Exercice de mémoire, dont l’ambition est d’apporter une contribution originale à l’histoire de l’éducation des adultes au Québec, le document de Chabot repose essentiellement sur les témoignages de dix-sept artisans, qui, sur cinq décennies, ont travaillé à l’implantation et au développement d’une activité considérée comme essentielle au progrès de la société québécoise et à l’accession des gens à une citoyenneté pleine et responsable. Ces témoignages ont été recueillis, dans la presque totalité des cas, grâce à la technique de l’entrevue ouverte et semi-dirigée. Chabot est responsable de la sélection des citations, de la rédaction des liens et de la mise en contexte.
De la première période se dégage l’impression d’une sorte d’âge d’or au cours duquel les initiatives pionnières et tâtonnantes foisonnent, tributaires qu’elles sont de techniques d’animation sociale empruntées aux sciences sociales ou développées sur le terrain par les différents mouvements d’Action catholique alors en pleine expansion. Les milieux agricoles, syndicaux, d’Action catholique, certains partis politiques comme le C.C.F. et quelques groupes universitaires font partie de la cohorte de ceux qui ne ménagent ni leur temps ni leurs efforts pour améliorer le sort et la conscientisation de personnes qui n’ont eu ni la possibilité ni le choix de se scolariser adéquatement. Tous ces gens engagés dans l’éducation des adultes se regroupent d’ailleurs sous un organisme appelé la Société canadienne d’éducation des adultes qui se transforme par la suite en Institut canadien d’éducation des adultes (ICEA), dont le travail est indissociable des transformations de l’éducation survenues au Québec à partir de 1960.

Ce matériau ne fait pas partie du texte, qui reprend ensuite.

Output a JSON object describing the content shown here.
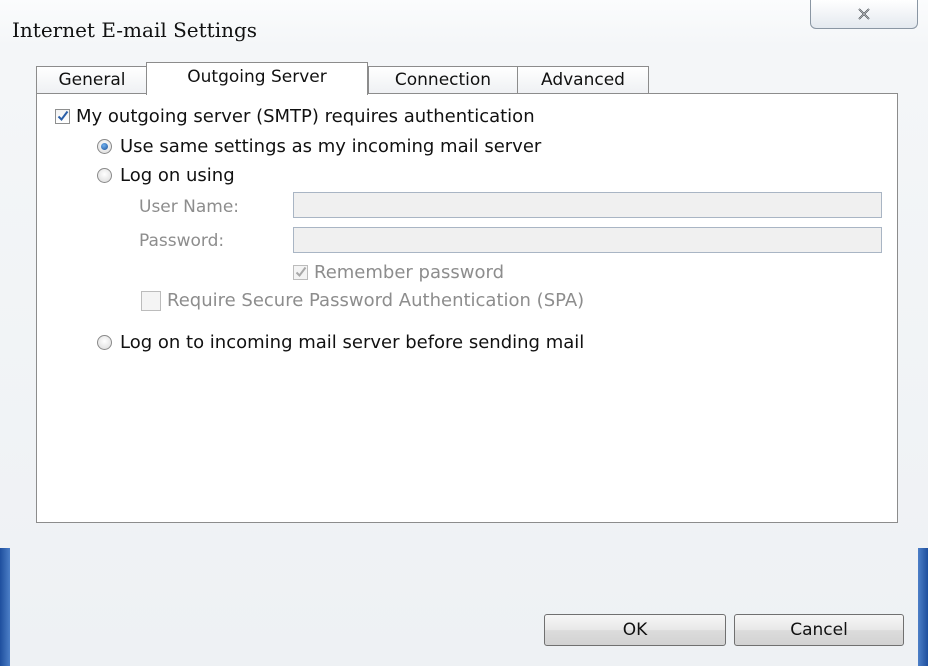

Avec l’arrivée de la Révolution tranquille, la donne change radicalement. L’éducation des adultes est intégrée aux divers réseaux du système d’éducation en voie de restructuration. Les nouvelles expériences se multiplient, mais, en même temps, l’institutionnalisation comporte plusieurs effets pervers, du moins de l’avis de certains artisans de la première heure, le tout étant aggravé par l’entrée en force du gouvernement fédéral dans le domaine de l’emploi et indirectement dans le financement de l’éducation des adultes au niveau des provinces. Le vent de contre-réforme axé sur l’employabilité et le désengagement apparent du gouvernement provincial, qui survient dans les années 1970, entraînent, au début de 1980, la création d’une importante commission d’enquête présidée par Michelle Jean. La commission accouche d’un rapport substantiel qui n’aura, semble-t-il, pas de suite, les importantes récessions de 1983 et 1987 amenant le gouvernement provincial à faire d’importantes « rationalisations » dans le domaine de l’éducation des adultes.

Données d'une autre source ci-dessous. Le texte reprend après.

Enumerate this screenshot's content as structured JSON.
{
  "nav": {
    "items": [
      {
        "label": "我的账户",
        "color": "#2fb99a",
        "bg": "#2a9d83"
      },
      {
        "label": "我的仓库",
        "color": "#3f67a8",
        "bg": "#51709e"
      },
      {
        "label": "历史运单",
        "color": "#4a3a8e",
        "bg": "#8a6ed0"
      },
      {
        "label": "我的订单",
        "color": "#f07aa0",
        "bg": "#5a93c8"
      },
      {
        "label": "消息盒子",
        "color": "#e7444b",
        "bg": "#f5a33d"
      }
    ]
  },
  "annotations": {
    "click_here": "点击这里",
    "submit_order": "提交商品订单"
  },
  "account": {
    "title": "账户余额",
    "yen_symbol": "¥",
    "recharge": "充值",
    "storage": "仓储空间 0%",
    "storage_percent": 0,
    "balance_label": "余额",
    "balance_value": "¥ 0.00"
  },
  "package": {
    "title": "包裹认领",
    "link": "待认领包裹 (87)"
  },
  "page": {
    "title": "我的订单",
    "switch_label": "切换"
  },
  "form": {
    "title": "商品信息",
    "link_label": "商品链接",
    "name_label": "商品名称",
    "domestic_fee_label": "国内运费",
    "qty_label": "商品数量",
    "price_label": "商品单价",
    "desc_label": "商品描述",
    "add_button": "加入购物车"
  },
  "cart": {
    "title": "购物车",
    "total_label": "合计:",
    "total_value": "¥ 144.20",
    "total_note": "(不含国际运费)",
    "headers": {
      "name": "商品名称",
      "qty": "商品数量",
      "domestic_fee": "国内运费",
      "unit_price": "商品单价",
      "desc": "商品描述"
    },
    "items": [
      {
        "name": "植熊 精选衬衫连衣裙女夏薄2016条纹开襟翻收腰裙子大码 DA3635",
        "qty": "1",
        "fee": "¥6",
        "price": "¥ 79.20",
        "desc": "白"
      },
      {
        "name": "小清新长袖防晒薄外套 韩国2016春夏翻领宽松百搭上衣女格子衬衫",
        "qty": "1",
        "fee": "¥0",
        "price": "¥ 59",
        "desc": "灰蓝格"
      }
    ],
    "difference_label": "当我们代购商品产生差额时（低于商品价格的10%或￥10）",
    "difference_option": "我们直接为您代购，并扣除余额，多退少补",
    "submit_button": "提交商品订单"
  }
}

Le livre de Chabot, dont la publication est parrainée en partie par l’Institut canadien d’éducation des adultes, m’inspire deux remarques. En premier lieu, l’auteure assume entièrement la responsabilité de la sélection des extraits d’interview, des liens et de la mise en contexte, sans jamais nuancer les propos de certains intervenants. Or chacun sait, sans nécessairement partager toutes les réticences de Bourdieu en ce qui concerne les «constructions» des mémoires et de la mémoire, que, parmi les acteurs sociaux qui se penchent sur leur passé, certains ont parfois le recul un peu myope, d’autres succombent sans le vouloir à la tentation d’idéaliser leur temps, et que quelques-uns ont franchement mauvaise mémoire. Un exemple ? Une affirmation comme celle de Michel Blondin, sur les raisons de la création de l’Université du Québec (p. 48) mériterait d’être sinon franchement contredite du moins considérablement nuancée : c’est l’explosion démographique des années 60 qui commande l’expansion de l’offre dans le secteur de l’enseignement supérieur. Cela est vrai pour les universités comme pour les cégeps.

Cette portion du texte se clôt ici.